Многие течения мысли сливаются сегодня с моральным субъективизмом: неопросвещенчество, этический либерализм, нигилистический экзистенциализм, неопозитивистский сциентизм, эмотивизм*, теория принятия решений [80].
Основной тезис всех этих течений заключается в том, что мораль нельзя обосновать ни на фактах, ни на объективных или трансцендентных ценностях и что единственной предпосылкой для этого служит автономный «выбор» субъекта. Другими словами, точкой отсчета здесь служит «непознаваемость» ценностей.
Принцип автономии приобретает, таким образом, важный смысл. Единственное основание нравственного действия — это автономный выбор. Этико–социальный горизонт представлен в данном случае деятельностью, направленной на освобождение общества. Единственным ограничением служит свобода другого (очевидно, того, кто в состоянии воспользоваться этой свободой).
Свобода выступает здесь в качестве высшего и последнего ориентира: дозволено то, что соответствует моему свободно выраженному желанию, лишь бы только это не наносило ущерба свободе другого. Это лозунг, который со всей энергией возвестила Французская революция. Конечно, в этом воззрении есть своя доля истины, но отнюдь не вся истина о человеке и отнюдь не вся истина о свободе. Сегодня мы сталкиваемся со всеми последствиями, вытекающими из этого лозунга, к коим относятся, например, та же либерализация аборта, свободный выбор пола для еще не родившегося ребенка, а также и для взрослого, желающего «изменить пол», свободное искусственное оплодотворение, скажем, женщины одинокой, незамужней, вдовы и т. д., свобода экспериментирования и исследования, свобода самому выбрать момент своей смерти (living will), самоубийство как знак и высшее достижение свободы и т. п.

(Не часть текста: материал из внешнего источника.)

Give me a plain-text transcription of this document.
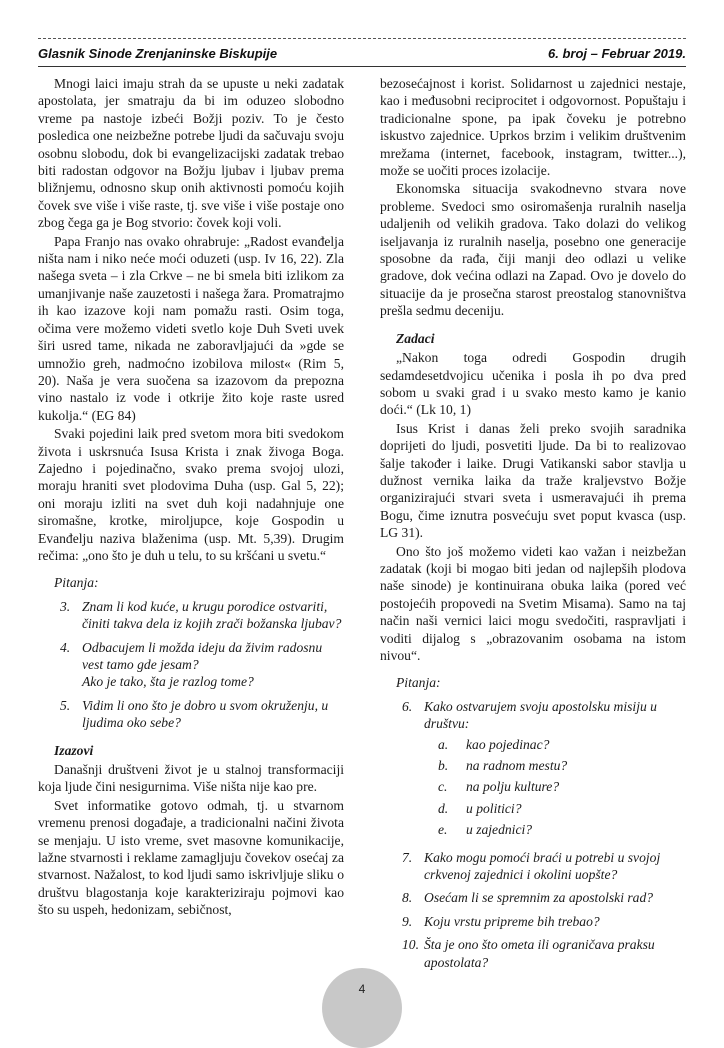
Glasnik Sinode Zrenjaninske Biskupije	6. broj – Februar 2019.

Mnogi laici imaju strah da se upuste u neki zadatak apostolata, jer smatraju da bi im oduzeo slobodno vreme pa nastoje izbeći Božji poziv. To je često posledica one neizbežne potrebe ljudi da sačuvaju svoju osobnu slobodu, dok bi evangelizacijski zadatak trebao biti radostan odgovor na Božju ljubav i ljubav prema bližnjemu, odnosno skup onih aktivnosti pomoću kojih čovek sve više i više raste, tj. sve više i više postaje ono zbog čega ga je Bog stvorio: čovek koji voli.

Papa Franjo nas ovako ohrabruje: „Radost evanđelja ništa nam i niko neće moći oduzeti (usp. Iv 16, 22). Zla našega sveta – i zla Crkve – ne bi smela biti izlikom za umanjivanje naše zauzetosti i našega žara. Promatrajmo ih kao izazove koji nam pomažu rasti. Osim toga, očima vere možemo videti svetlo koje Duh Sveti uvek širi usred tame, nikada ne zaboravljajući da »gde se umnožio greh, nadmoćno izobilova milost« (Rim 5, 20). Naša je vera suočena sa izazovom da prepozna vino nastalo iz vode i otkrije žito koje raste usred kukolja.“ (EG 84)

Svaki pojedini laik pred svetom mora biti svedokom života i uskrsnuća Isusa Krista i znak živoga Boga. Zajedno i pojedinačno, svako prema svojoj ulozi, moraju hraniti svet plodovima Duha (usp. Gal 5, 22); oni moraju izliti na svet duh koji nadahnjuje one siromašne, krotke, miroljupce, koje Gospodin u Evanđelju naziva blaženima (usp. Mt. 5,39). Drugim rečima: „ono što je duh u telu, to su kršćani u svetu.“

Pitanja:
3. Znam li kod kuće, u krugu porodice ostvariti, činiti takva dela iz kojih zrači božanska ljubav?
4. Odbacujem li možda ideju da živim radosnu vest tamo gde jesam?
Ako je tako, šta je razlog tome?
5. Vidim li ono što je dobro u svom okruženju, u ljudima oko sebe?
Izazovi

Današnji društveni život je u stalnoj transformaciji koja ljude čini nesigurnima. Više ništa nije kao pre.

Svet informatike gotovo odmah, tj. u stvarnom vremenu prenosi događaje, a tradicionalni načini života se menjaju. U isto vreme, svet masovne komunikacije, lažne stvarnosti i reklame zamagljuju čovekov osećaj za stvarnost. Nažalost, to kod ljudi samo iskrivljuje sliku o društvu blagostanja koje karakteriziraju pojmovi kao što su uspeh, hedonizam, sebičnost,

bezosećajnost i korist. Solidarnost u zajednici nestaje, kao i međusobni reciprocitet i odgovornost. Popuštaju i tradicionalne spone, pa ipak čoveku je potrebno iskustvo zajednice. Uprkos brzim i velikim društvenim mrežama (internet, facebook, instagram, twitter...), može se uočiti proces izolacije.

Ekonomska situacija svakodnevno stvara nove probleme. Svedoci smo osiromašenja ruralnih naselja udaljenih od velikih gradova. Tako dolazi do velikog iseljavanja iz ruralnih naselja, posebno one generacije sposobne da rađa, čiji manji deo odlazi u velike gradove, dok većina odlazi na Zapad. Ovo je dovelo do situacije da je prosečna starost preostalog stanovništva prešla sedmu deceniju.

Zadaci

„Nakon toga odredi Gospodin drugih sedamdesetdvojicu učenika i posla ih po dva pred sobom u svaki grad i u svako mesto kamo je kanio doći.“ (Lk 10, 1)

Isus Krist i danas želi preko svojih saradnika doprijeti do ljudi, posvetiti ljude. Da bi to realizovao šalje također i laike. Drugi Vatikanski sabor stavlja u dužnost vernika laika da traže kraljevstvo Božje organizirajući stvari sveta i usmeravajući ih prema Bogu, čime iznutra posvećuju svet poput kvasca (usp. LG 31).

Ono što još možemo videti kao važan i neizbežan zadatak (koji bi mogao biti jedan od najlepših plodova naše sinode) je kontinuirana obuka laika (pored već postojećih propovedi na Svetim Misama). Samo na taj način naši vernici laici mogu svedočiti, raspravljati i voditi dijalog s „obrazovanim osobama na istom nivou“.

Pitanja:
6. Kako ostvarujem svoju apostolsku misiju u društvu:
a.	kao pojedinac?
b.	na radnom mestu?
c.	na polju kulture?
d.	u politici?
e.	u zajednici?
7. Kako mogu pomoći braći u potrebi u svojoj crkvenoj zajednici i okolini uopšte?
8. Osećam li se spremnim za apostolski rad?
9. Koju vrstu pripreme bih trebao?
10. Šta je ono što ometa ili ograničava praksu apostolata?
4
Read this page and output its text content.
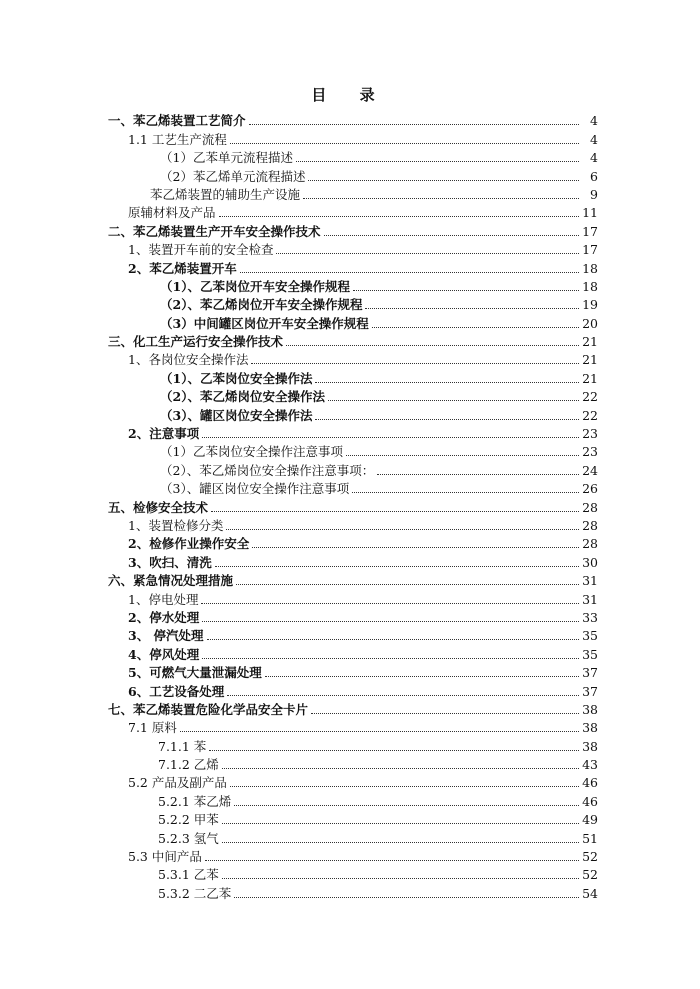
目 录
一、苯乙烯装置工艺简介	4
1.1 工艺生产流程	4
（1）乙苯单元流程描述	4
（2）苯乙烯单元流程描述	6
苯乙烯装置的辅助生产设施	9
原辅材料及产品	11
二、苯乙烯装置生产开车安全操作技术	17
1、装置开车前的安全检查	17
2、苯乙烯装置开车	18
（1）、乙苯岗位开车安全操作规程	18
（2）、苯乙烯岗位开车安全操作规程	19
（3）中间罐区岗位开车安全操作规程	20
三、化工生产运行安全操作技术	21
1、各岗位安全操作法	21
（1）、乙苯岗位安全操作法	21
（2）、苯乙烯岗位安全操作法	22
（3）、罐区岗位安全操作法	22
2、注意事项	23
（1）乙苯岗位安全操作注意事项	23
（2）、苯乙烯岗位安全操作注意事项：	24
（3）、罐区岗位安全操作注意事项	26
五、检修安全技术	28
1、装置检修分类	28
2、检修作业操作安全	28
3、吹扫、清洗	30
六、紧急情况处理措施	31
1、停电处理	31
2、停水处理	33
3、 停汽处理	35
4、停风处理	35
5、可燃气大量泄漏处理	37
6、工艺设备处理	37
七、苯乙烯装置危险化学品安全卡片	38
7.1 原料	38
7.1.1 苯	38
7.1.2 乙烯	43
5.2 产品及副产品	46
5.2.1 苯乙烯	46
5.2.2 甲苯	49
5.2.3 氢气	51
5.3 中间产品	52
5.3.1 乙苯	52
5.3.2 二乙苯	54
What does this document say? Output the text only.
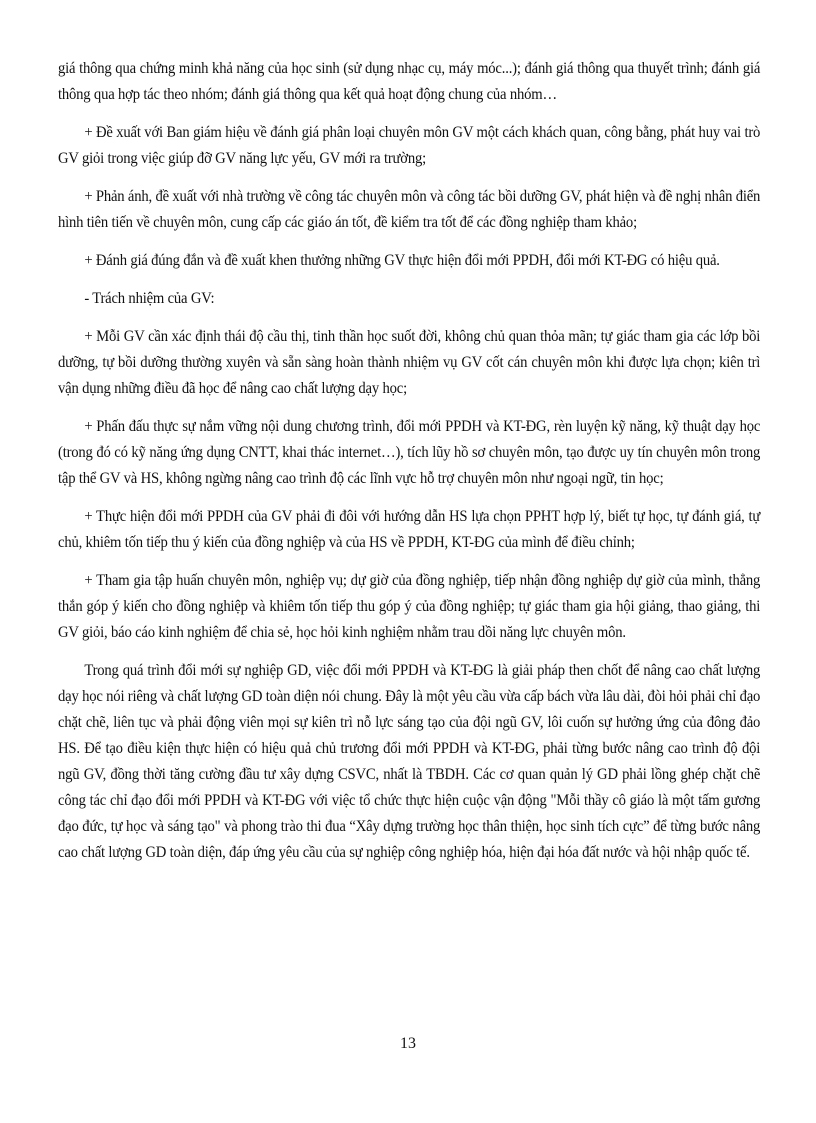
giá thông qua chứng minh khả năng của học sinh (sử dụng nhạc cụ, máy móc...); đánh giá thông qua thuyết trình; đánh giá thông qua hợp tác theo nhóm; đánh giá thông qua kết quả hoạt động chung của nhóm…

+ Đề xuất với Ban giám hiệu về đánh giá phân loại chuyên môn GV một cách khách quan, công bằng, phát huy vai trò GV giỏi trong việc giúp đỡ GV năng lực yếu, GV mới ra trường;

+ Phản ánh, đề xuất với nhà trường về công tác chuyên môn và công tác bồi dưỡng GV, phát hiện và đề nghị nhân điển hình tiên tiến về chuyên môn, cung cấp các giáo án tốt, đề kiểm tra tốt để các đồng nghiệp tham khảo;

+ Đánh giá đúng đắn và đề xuất khen thưởng những GV thực hiện đổi mới PPDH, đổi mới KT-ĐG có hiệu quả.

- Trách nhiệm của GV:

+ Mỗi GV cần xác định thái độ cầu thị, tinh thần học suốt đời, không chủ quan thỏa mãn; tự giác tham gia các lớp bồi dưỡng, tự bồi dưỡng thường xuyên và sẵn sàng hoàn thành nhiệm vụ GV cốt cán chuyên môn khi được lựa chọn; kiên trì vận dụng những điều đã học để nâng cao chất lượng dạy học;

+ Phấn đấu thực sự nắm vững nội dung chương trình, đổi mới PPDH và KT-ĐG, rèn luyện kỹ năng, kỹ thuật dạy học (trong đó có kỹ năng ứng dụng CNTT, khai thác internet…), tích lũy hồ sơ chuyên môn, tạo được uy tín chuyên môn trong tập thể GV và HS, không ngừng nâng cao trình độ các lĩnh vực hỗ trợ chuyên môn như ngoại ngữ, tin học;

+ Thực hiện đổi mới PPDH của GV phải đi đôi với hướng dẫn HS lựa chọn PPHT hợp lý, biết tự học, tự đánh giá, tự chủ, khiêm tốn tiếp thu ý kiến của đồng nghiệp và của HS về PPDH, KT-ĐG của mình để điều chỉnh;

+ Tham gia tập huấn chuyên môn, nghiệp vụ; dự giờ của đồng nghiệp, tiếp nhận đồng nghiệp dự giờ của mình, thẳng thắn góp ý kiến cho đồng nghiệp và khiêm tốn tiếp thu góp ý của đồng nghiệp; tự giác tham gia hội giảng, thao giảng, thi GV giỏi, báo cáo kinh nghiệm để chia sẻ, học hỏi kinh nghiệm nhằm trau dồi năng lực chuyên môn.

Trong quá trình đổi mới sự nghiệp GD, việc đổi mới PPDH và KT-ĐG là giải pháp then chốt để nâng cao chất lượng dạy học nói riêng và chất lượng GD toàn diện nói chung. Đây là một yêu cầu vừa cấp bách vừa lâu dài, đòi hỏi phải chỉ đạo chặt chẽ, liên tục và phải động viên mọi sự kiên trì nỗ lực sáng tạo của đội ngũ GV, lôi cuốn sự hưởng ứng của đông đảo HS. Để tạo điều kiện thực hiện có hiệu quả chủ trương đổi mới PPDH và KT-ĐG, phải từng bước nâng cao trình độ đội ngũ GV, đồng thời tăng cường đầu tư xây dựng CSVC, nhất là TBDH. Các cơ quan quản lý GD phải lồng ghép chặt chẽ công tác chỉ đạo đổi mới PPDH và KT-ĐG với việc tổ chức thực hiện cuộc vận động "Mỗi thầy cô giáo là một tấm gương đạo đức, tự học và sáng tạo" và phong trào thi đua “Xây dựng trường học thân thiện, học sinh tích cực” để từng bước nâng cao chất lượng GD toàn diện, đáp ứng yêu cầu của sự nghiệp công nghiệp hóa, hiện đại hóa đất nước và hội nhập quốc tế.

13
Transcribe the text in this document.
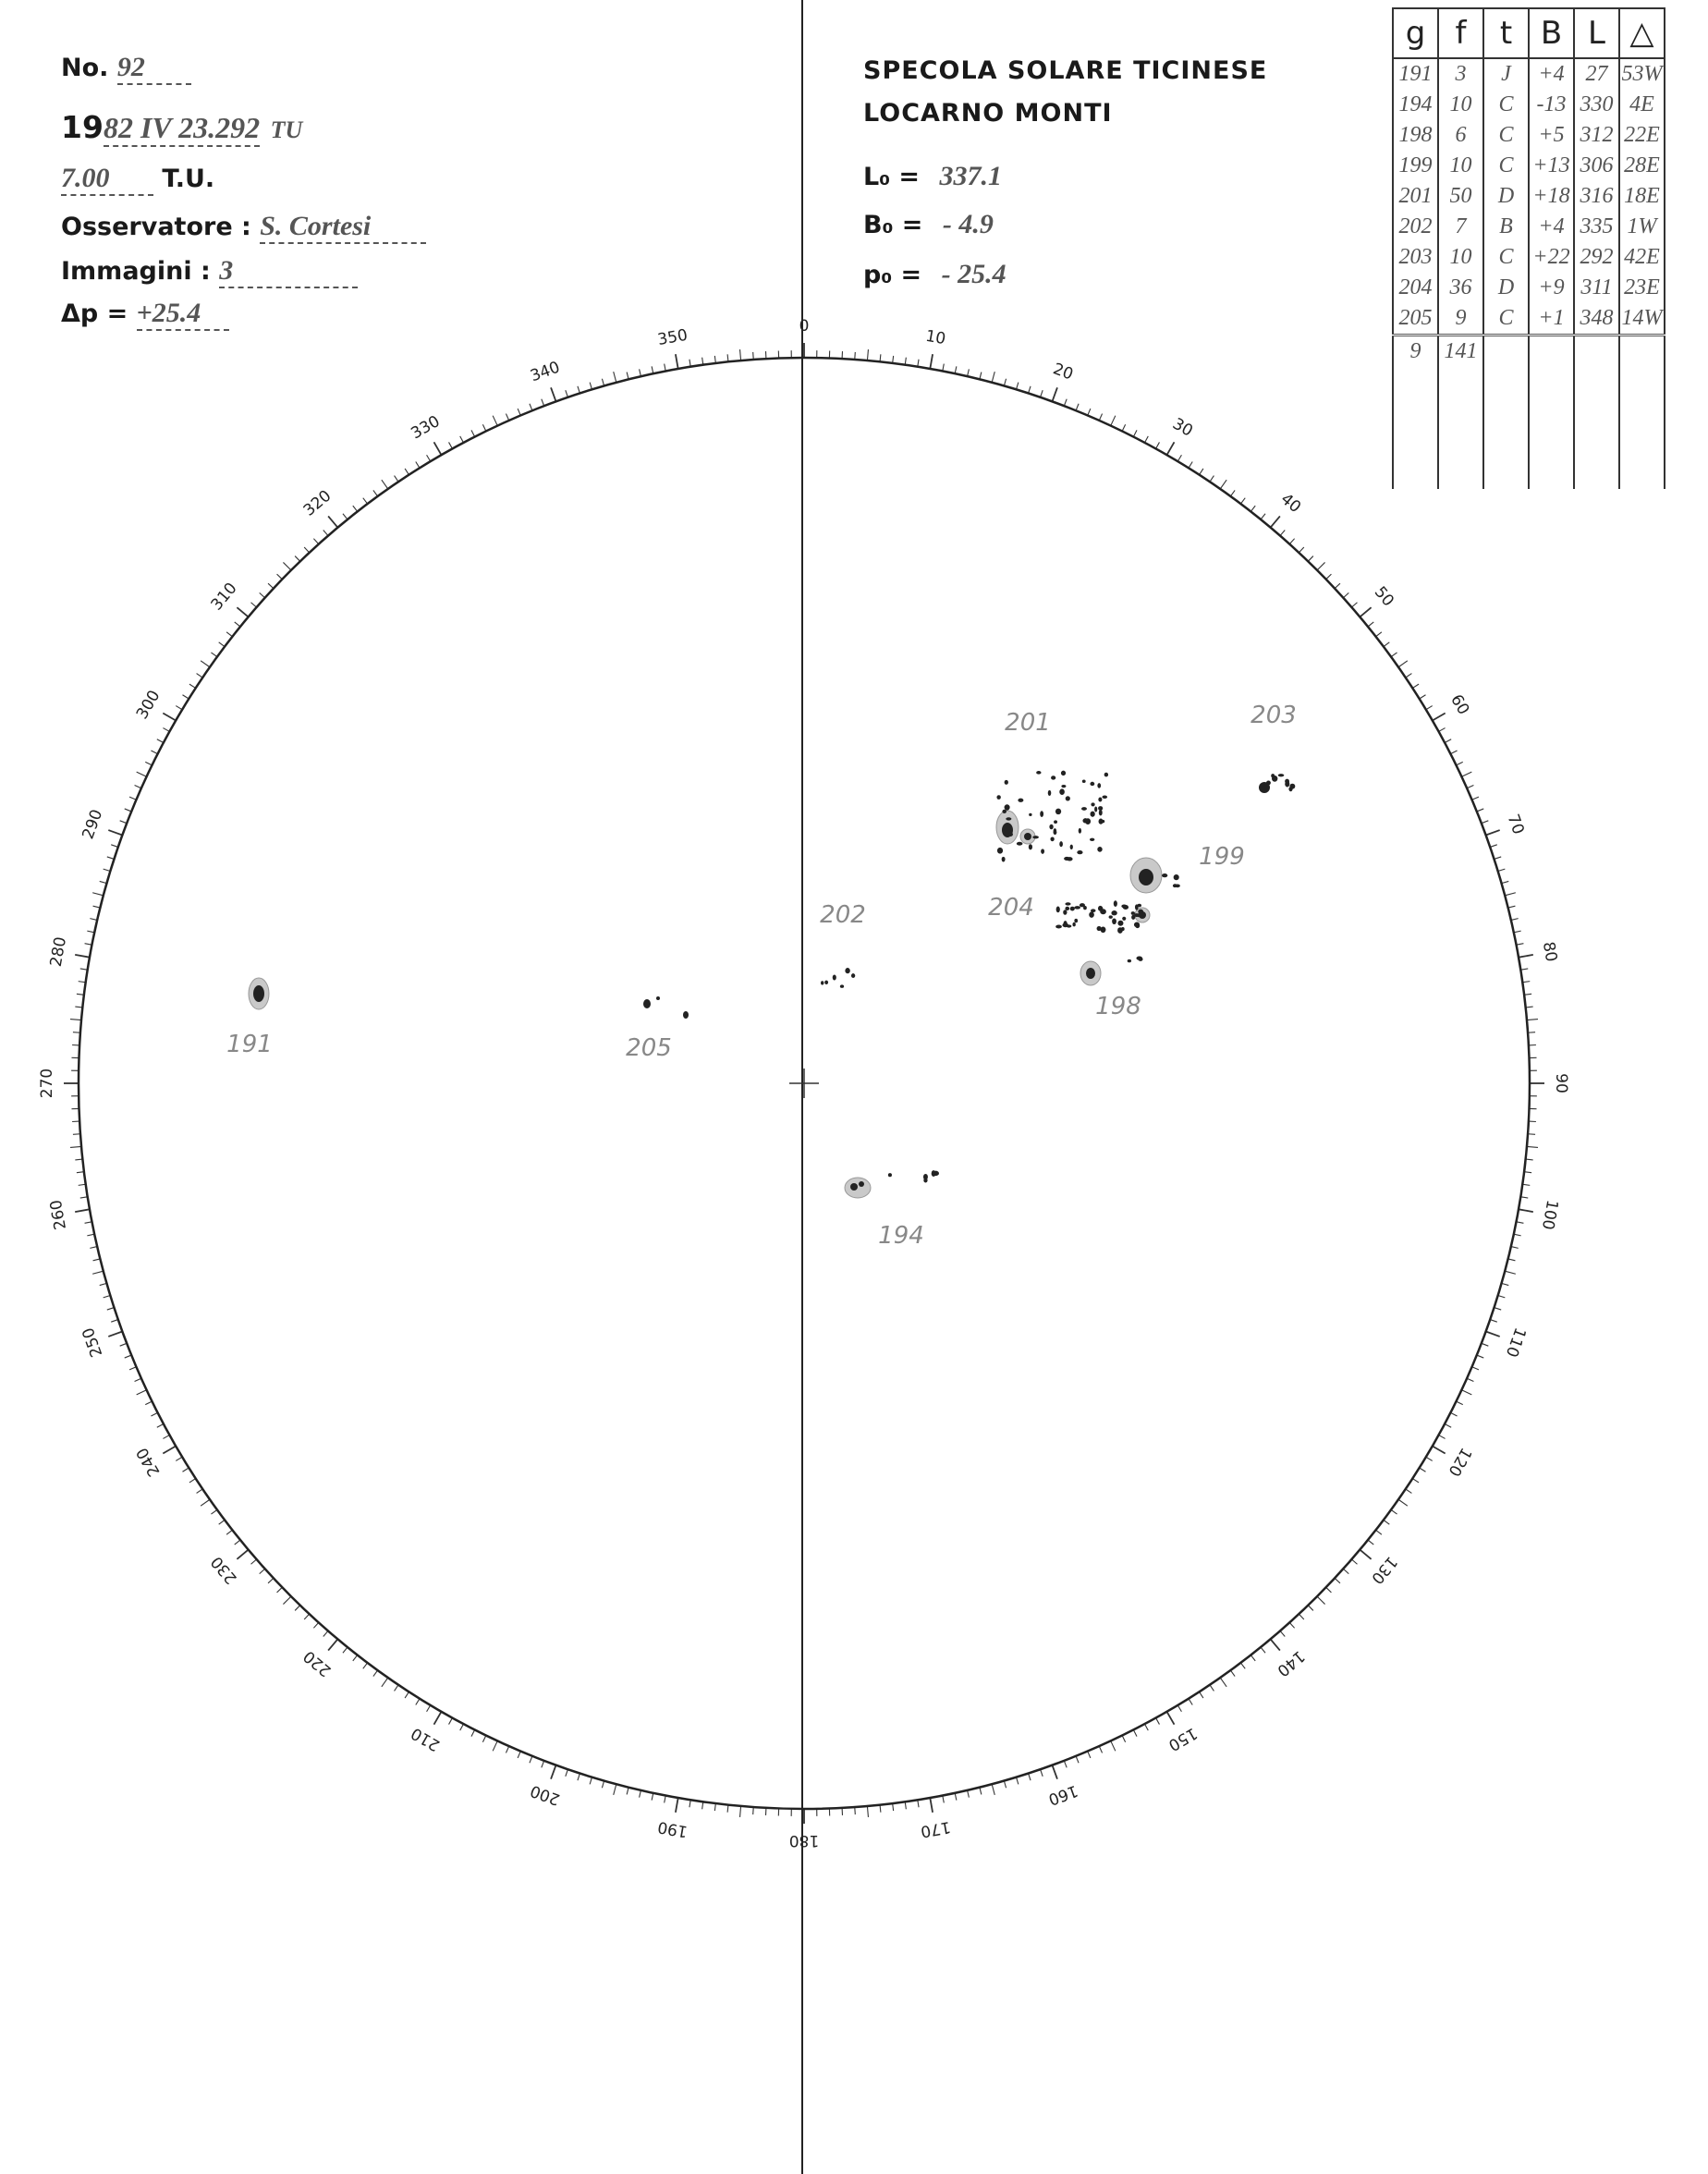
No. 92
1982 IV 23.292 TU
7.00 T.U.
Osservatore : S. Cortesi
Immagini : 3
Δp = +25.4
SPECOLA SOLARE TICINESE
LOCARNO MONTI
L₀ = 337.1
B₀ = - 4.9
p₀ = - 25.4
g	f	t	B	L	△
191	3	J	+4	27	53W
194	10	C	-13	330	4E
198	6	C	+5	312	22E
199	10	C	+13	306	28E
201	50	D	+18	316	18E
202	7	B	+4	335	1W
203	10	C	+22	292	42E
204	36	D	+9	311	23E
205	9	C	+1	348	14W
9	141				

0
10
20
30
40
50
60
70
80
90
100
110
120
130
140
150
160
170
180
190
200
210
220
230
240
250
260
270
280
290
300
310
320
330
340
350
191
194
198
199
201
202
203
204
205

По сути, речь идет об урезанной свободе, свободе для некоторых, для тех, кто может ею пользоваться и ее выразить (а кто защищает свободу неродившегося ребенка?), о «свободе от» обязанностей и ограничений, а не о «свободе для» проектирования жизни и общества, в конечном смысле оправданного. Другими словами, речь идет о свободе без ответственности.
Маркузе (Marcuse) в 1960–е годы требовал три новых вида свободы для завершения начинаний французской и русской революций, из которых первая, по его мнению, была направлена на достижение гражданских свобод, а вторая — на достижение свободы от потребностей. Новыми границами свободы, по Маркузе, должны стать: свобода от труда, поскольку труд порабощает человеческую деятельность; свобода от семьи, поскольку семья порабощает эмоциональную жизнь человека; свобода от этики, поскольку этика предписывает человеческому разуму определенные цели, а эти цели ограничивают саму свободу выбора. Он говорит о свободной и полиморфной любви в своей работе «Эрос и цивилизация» [81].
Но нетрудно понять, что такая свобода — это трагическая игра, даже если она зовется «праздником» и «нигилизмом», ибо ничего не предполагается ни до свободы, ни в рамках ее.
На самом деле всякий свободный акт исходит из реальной жизни человека, который его совершает. Жизнь предваряет свободу, ибо тот, кто не живет, не может быть свободным. Свобода обладает содержанием, это всегда акт, имеющий какую–то цель или затрагивающий кого–то, и за это содержание свобода несет ответственность.
И, наконец, свобода предполагает бытие и существование для осуществления жизненной программы.
Когда впоследствии свобода обращается против жизни, она разрушает самое себя и иссушает свои корни; когда она отрицает ответственность выбора, она сводится к слепой силе и, играя, сама с собой, подвергает себя риску самоубийства.
Говоря об ответственности, мы, разумеется, имеем в виду ответственность, что рождается внутри свободы, поддерживается разумом и оценивает средства и цели для свободно намеченного проекта. При этом нами не рассматривается, по крайней мере, здесь, вопрос об ответственности перед лицом гражданских законов и внешних авторитетов, к которой по праву можно апеллировать, когда речь идет об определенных ценностях, связанных с общим благом, но которая не является ни первым, ни наиболее важным выражением ответственности.
Мы говорим о внутренней ответственности перед лицом разума и его отражения в совести, об ответственности за этическую оценку ценностей. Эта ответственность остается и тогда, когда гражданский закон молчит, когда человеческий суд пассивен и не ищет правды. Более того, иногда эта внутренняя ответственность может находиться в противоречии с гражданским законом, что происходит в том случае, когда этот закон ущемляет фундаментальные и непреложные ценности человеческой личности.
Здесь не место для пространных теоретических и историко–философских рассуждений на эти темы, чрезвычайно значимые и драматические в жизни человека, однако необходимо принять во внимание существование этой этической «модели», влияющей на образ мыслей людей нашего времени, на культуру, литературу, средства массовой информации и особенно на нравы.